For the last three years, the two ACOs in the state and some Blue Cross Blue Shield providers have participated in a “shared savings” system, a precursor to the current experiment in which providers were eligible for rewards if they met financial and quality targets, but were not penalized if they didn’t.
Reminders and Ramps
Because payments will be based on the health outcomes of patients, the architects of Vermont’s all-payer model think doctors and hospitals will provide services they forgo under a fee-for-service system because they are not paid for them. Some of those services will not only benefit patients, but save money in the long run.
For example, providers might employ aides to call patients to make sure they are taking medications properly, remind them of upcoming medical appointments, and help arrange transportation. Or they might hire social workers to visit the homes of infirm patients to determine whether installing ramps or handles might help with mobility or prevent falls. Such services, they say, will keep patients healthier and out of hospitals and emergency rooms, thereby avoiding greater expenses.
All of the providers in the ACOs will use the same electronic health record system, allowing for seamless communication between hospitals, practices, home health agencies and nursing homes. The single system will make it easier for providers to share what works best for each patient.

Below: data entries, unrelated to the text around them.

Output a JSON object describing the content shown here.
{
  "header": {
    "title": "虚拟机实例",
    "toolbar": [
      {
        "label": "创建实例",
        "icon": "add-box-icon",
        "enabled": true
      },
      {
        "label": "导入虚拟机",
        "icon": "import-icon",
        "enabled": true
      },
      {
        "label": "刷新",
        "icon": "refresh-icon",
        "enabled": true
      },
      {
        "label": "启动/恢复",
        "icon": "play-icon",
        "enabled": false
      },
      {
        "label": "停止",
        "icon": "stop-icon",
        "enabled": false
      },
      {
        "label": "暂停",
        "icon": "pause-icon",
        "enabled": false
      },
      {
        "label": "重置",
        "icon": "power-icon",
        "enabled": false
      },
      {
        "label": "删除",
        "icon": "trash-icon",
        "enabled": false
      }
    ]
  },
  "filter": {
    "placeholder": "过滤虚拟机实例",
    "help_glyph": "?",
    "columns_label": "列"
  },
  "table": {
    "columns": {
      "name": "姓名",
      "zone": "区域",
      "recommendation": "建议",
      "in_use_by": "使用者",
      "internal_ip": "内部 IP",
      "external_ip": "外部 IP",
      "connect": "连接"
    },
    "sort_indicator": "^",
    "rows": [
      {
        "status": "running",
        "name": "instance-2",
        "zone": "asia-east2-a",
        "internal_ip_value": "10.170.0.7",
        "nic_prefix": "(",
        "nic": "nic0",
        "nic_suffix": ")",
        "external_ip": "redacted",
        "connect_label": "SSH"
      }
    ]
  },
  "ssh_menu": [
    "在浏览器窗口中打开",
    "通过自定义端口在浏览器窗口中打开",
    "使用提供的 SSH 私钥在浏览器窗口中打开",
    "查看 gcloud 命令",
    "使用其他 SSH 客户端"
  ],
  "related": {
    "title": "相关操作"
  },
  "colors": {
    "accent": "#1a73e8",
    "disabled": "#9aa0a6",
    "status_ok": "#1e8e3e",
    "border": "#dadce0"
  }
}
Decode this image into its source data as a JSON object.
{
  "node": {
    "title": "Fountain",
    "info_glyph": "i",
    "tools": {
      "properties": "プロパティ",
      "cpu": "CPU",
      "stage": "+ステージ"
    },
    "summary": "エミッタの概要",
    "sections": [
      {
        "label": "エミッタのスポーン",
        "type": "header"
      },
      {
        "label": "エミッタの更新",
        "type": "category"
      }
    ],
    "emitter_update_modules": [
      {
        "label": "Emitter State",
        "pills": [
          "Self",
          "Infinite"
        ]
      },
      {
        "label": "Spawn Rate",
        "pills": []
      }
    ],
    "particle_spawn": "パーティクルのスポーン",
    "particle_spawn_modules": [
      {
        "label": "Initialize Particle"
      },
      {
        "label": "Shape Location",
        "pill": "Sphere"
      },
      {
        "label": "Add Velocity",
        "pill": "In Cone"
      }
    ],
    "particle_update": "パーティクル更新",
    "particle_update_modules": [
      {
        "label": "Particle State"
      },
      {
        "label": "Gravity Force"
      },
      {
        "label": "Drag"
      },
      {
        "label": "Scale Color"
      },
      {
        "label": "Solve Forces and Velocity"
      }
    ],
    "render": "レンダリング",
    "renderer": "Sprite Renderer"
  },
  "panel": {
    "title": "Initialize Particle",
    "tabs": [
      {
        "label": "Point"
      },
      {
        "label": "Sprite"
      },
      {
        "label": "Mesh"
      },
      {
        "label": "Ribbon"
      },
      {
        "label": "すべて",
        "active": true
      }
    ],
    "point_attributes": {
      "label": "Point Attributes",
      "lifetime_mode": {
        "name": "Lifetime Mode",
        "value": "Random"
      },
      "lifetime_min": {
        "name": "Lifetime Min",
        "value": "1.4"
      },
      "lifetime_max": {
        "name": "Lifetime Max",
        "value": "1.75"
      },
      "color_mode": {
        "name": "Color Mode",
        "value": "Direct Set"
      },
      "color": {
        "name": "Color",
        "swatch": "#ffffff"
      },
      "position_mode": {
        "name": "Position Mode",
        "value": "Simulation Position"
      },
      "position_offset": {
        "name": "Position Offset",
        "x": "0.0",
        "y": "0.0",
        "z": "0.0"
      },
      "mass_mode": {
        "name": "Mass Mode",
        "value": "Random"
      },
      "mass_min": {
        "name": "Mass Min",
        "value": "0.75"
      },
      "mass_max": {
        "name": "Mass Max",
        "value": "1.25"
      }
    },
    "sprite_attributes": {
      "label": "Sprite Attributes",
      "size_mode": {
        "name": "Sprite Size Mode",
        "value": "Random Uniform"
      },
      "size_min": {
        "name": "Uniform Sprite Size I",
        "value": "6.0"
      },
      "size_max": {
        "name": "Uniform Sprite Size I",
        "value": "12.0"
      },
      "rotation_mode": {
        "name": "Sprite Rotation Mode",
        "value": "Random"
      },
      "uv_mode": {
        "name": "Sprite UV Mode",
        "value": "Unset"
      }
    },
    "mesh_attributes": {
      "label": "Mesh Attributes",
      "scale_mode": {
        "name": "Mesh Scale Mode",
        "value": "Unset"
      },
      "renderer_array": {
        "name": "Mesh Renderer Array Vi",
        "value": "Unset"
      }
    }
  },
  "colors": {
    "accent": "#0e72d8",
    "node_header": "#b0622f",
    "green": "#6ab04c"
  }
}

A pay-for-performance model exposes doctors and hospitals to some financial risk. But Norman Ward, chief medical officer of OneCare Vermont, one of the participating ACOs, said it also gives them more independence. For example, physicians will be able to prescribe any medications they think appropriate without first securing the insurer’s permission, a practice called “prior authorization.”
“Doctors are going to like this because it gives them the flexibility that they haven’t had in the past,” Ward said.
And, if more commercial insurers come on board, it will mean that doctors won’t have to conform to the red tape of multiple payers, which doctors complain leads to higher administrative costs.
‘Old Wine in New Bottles’
The Vermont Medical Society, which represents the state’s doctors, supports the move toward pay-for-performance, but not all its members are on board.
Robert Emmons, a psychiatrist in Burlington, likened the model to “capitated payments” under managed care, in which providers also are paid a certain amount to cover the care of each patient. That system has prompted some patients to complain about being denied treatment for budgetary rather than medical reasons.
“This sounds to me like old wine in new bottles,” Emmons said.
Seniors also were initially worried about the plan and the possibility of receiving fewer services, said Dave Reville of AARP Vermont.
But AARP’s representatives were reassured after meeting with Govs. Scott and Shumlin. “We’ve been assured there will be no change for [Medicare beneficiaries],” Reville said.
John Brumsted, CEO of the University of Vermont Medical Center, the state’s largest health system, said the shift to pay-for-performance is long overdue.
“What we’re doing is finally aligning the business model with the mission of improving population health,” Brumsted said.